Sarek nodded sagely. “An establishment for social gathering in which patrons celebrate and/or arrange various permutations of sexual assignations, typically to be explored at other, more private locations.”
“Typically,” Spock agreed, noting that his father’s statement was word for word the definition from the embassy’s briefing papers.
“What was the purpose of your presence there?”
Amanda interrupted. “Sarek, perhaps that’s too personal a question.”
Sarek looked puzzled, though only his closest family members would have known it. “Spock is not yet ready for his next pon farr. Therefore, he was not in the ‘love bar’ for the typical reason. Is that not correct, Spock?”
“Indeed, it is.”
“Your purpose, then.”
“At the time the car was stolen, I was engaged in selling a pre-Enlightenment seleth figurine to what is known as a ‘fence’—that is, a dealer in stolen goods.”
Amanda reacted with uncharacteristic shock. “Spock!”
Sarek, though, gave no reaction at all. “I see. The figurine was a forgery, of course.”
“It was,” Spock confirmed.
“What?” Amanda looked to the viewscreen. “How could you know that?”
“The only source of such figurines on Earth is the display of cultural artifacts in the Vulcan Embassy’s reception hall. The value of such items is incalculable, and Spock would no more steal one than he would a Starfleet car.”
Amanda shook her head in abject puzzlement. “Then why…?”
“I am certain Father can explain t
he rest more succinctly than I,” Spock said blandly. He had never spoken to Sarek so confrontationally.
“Sarek…” Amanda said, making no attempt to hide her confusion.

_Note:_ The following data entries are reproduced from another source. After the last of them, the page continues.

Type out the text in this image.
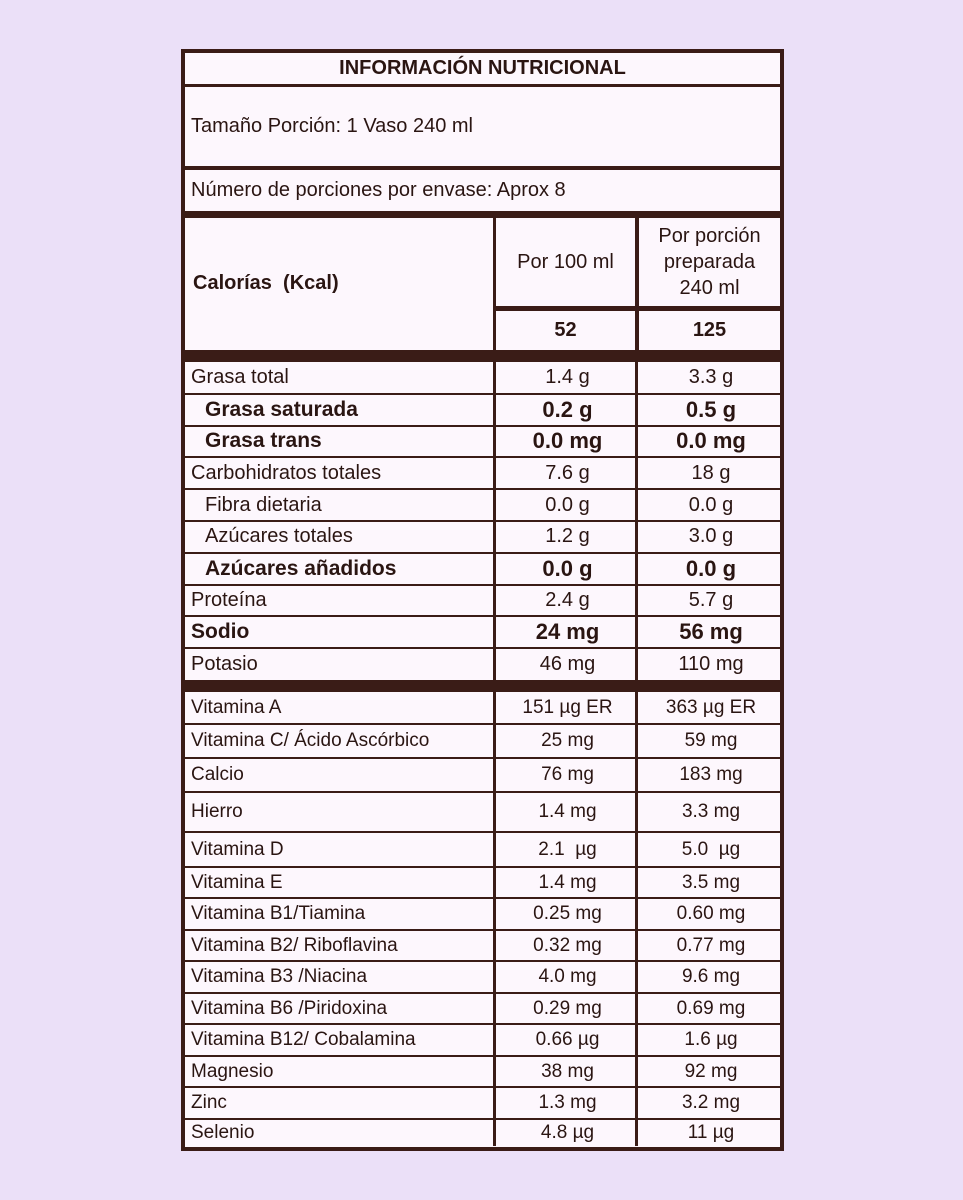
INFORMACIÓN NUTRICIONAL
Tamaño Porción: 1 Vaso 240 ml
Número de porciones por envase: Aprox 8
Calorías  (Kcal)
Por 100 ml
Por porción
preparada
240 ml
52	125
Grasa total	1.4 g	3.3 g
Grasa saturada	0.2 g	0.5 g
Grasa trans	0.0 mg	0.0 mg
Carbohidratos totales	7.6 g	18 g
Fibra dietaria	0.0 g	0.0 g
Azúcares totales	1.2 g	3.0 g
Azúcares añadidos	0.0 g	0.0 g
Proteína	2.4 g	5.7 g
Sodio	24 mg	56 mg
Potasio	46 mg	110 mg
Vitamina A	151 µg ER	363 µg ER
Vitamina C/ Ácido Ascórbico	25 mg	59 mg
Calcio	76 mg	183 mg
Hierro	1.4 mg	3.3 mg
Vitamina D	2.1  µg	5.0  µg
Vitamina E	1.4 mg	3.5 mg
Vitamina B1/Tiamina	0.25 mg	0.60 mg
Vitamina B2/ Riboflavina	0.32 mg	0.77 mg
Vitamina B3 /Niacina	4.0 mg	9.6 mg
Vitamina B6 /Piridoxina	0.29 mg	0.69 mg
Vitamina B12/ Cobalamina	0.66 µg	1.6 µg
Magnesio	38 mg	92 mg
Zinc	1.3 mg	3.2 mg
Selenio	4.8 µg	11 µg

“Over the past forty-two days, Spock has come to me with what he believes is evidence that the most valuable items in the reception hall’s display cases are being stolen and replaced with forgeries.”

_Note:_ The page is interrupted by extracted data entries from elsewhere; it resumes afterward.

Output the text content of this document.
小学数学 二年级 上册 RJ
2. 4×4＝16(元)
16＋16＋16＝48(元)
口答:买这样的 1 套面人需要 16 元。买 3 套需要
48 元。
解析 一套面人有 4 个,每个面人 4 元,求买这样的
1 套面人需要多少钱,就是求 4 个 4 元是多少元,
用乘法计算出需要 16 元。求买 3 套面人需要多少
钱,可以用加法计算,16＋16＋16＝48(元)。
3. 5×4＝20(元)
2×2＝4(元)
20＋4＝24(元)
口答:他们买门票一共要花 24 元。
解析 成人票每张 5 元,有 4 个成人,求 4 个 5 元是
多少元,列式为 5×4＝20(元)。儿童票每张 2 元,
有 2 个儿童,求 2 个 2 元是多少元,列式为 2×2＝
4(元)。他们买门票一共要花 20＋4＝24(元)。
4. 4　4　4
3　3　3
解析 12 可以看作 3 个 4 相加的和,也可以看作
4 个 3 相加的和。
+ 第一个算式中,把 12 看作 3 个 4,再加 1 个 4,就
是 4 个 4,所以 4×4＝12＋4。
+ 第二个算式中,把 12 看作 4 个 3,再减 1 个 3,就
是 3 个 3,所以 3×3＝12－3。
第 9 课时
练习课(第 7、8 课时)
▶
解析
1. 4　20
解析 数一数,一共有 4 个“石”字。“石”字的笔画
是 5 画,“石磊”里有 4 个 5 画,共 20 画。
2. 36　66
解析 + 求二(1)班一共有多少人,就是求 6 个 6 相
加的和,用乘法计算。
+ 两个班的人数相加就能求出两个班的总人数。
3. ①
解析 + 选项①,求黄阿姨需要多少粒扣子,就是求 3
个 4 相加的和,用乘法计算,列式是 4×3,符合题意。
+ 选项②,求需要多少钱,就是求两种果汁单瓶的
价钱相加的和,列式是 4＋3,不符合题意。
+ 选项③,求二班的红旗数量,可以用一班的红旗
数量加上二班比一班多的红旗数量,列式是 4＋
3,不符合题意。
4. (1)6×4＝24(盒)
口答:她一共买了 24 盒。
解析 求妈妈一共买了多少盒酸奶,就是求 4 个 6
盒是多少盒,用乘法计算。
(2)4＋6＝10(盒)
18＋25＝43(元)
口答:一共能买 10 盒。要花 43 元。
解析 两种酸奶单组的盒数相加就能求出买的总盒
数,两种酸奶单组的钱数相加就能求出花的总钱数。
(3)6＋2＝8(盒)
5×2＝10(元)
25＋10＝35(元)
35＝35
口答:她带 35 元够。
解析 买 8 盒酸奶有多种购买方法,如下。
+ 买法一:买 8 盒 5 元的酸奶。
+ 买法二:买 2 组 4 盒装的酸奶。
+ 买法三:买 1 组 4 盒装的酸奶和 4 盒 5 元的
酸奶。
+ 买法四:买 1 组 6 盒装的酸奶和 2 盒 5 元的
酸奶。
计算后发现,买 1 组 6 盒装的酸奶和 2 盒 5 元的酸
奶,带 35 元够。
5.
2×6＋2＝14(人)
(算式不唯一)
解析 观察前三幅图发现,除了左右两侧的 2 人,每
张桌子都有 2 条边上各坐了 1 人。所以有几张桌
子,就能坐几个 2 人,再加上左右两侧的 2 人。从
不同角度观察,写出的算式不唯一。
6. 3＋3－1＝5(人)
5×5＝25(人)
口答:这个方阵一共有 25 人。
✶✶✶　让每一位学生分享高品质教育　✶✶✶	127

“And are they?” Amanda asked, still shocked.
Sarek said nothing.
Spock was not about to let his father continue with his denial of the problem. “Father…?”
Finally, Sarek must have realized he had been outmaneuvered. “What I tell you now must remain in the strictest confidence.”
Finally, Spock thought with an embarrassing sense of triumph over his father. He quickly suppressed it.
“The embassy staff is aware of the situation Spock deduced.”
After a few moments of expectant silence, Amanda said, “That’s all?”
Sarek reluctantly continued. “For reasons, quite logical, which I cannot discuss, the staff does not wish to stop the thefts at this time. That is all I will say on the matter.”
Amanda’s shoulders stiffened, and Spock realized he knew exactly how she felt.
“That is an unacceptable answer,” Spock said, surprising himself as much as his parents with his rebellious attitude. “It is one thing to know that the embassy staff does not trust me, as if they think I am something other than Vulcan. But when you, my own father, treat me with a similar level of distrust…” He then delivered the harshest assessment any Vulcan son could make of his father. “I find your behavior toward me unsatisfactory.”
Amanda was steeped enough in Vulcan ways to put her hand over her mouth in stunned silence.
The charged moment became worse as Sarek replied to the outburst, treating his son as harshly in turn. “I find your statement disrespectful.”
“Stop it, you two!” Amanda said urgently. “I will not stand by and have you say such hurtful things to each other!”
“My father has the means to change the impasse he has created.”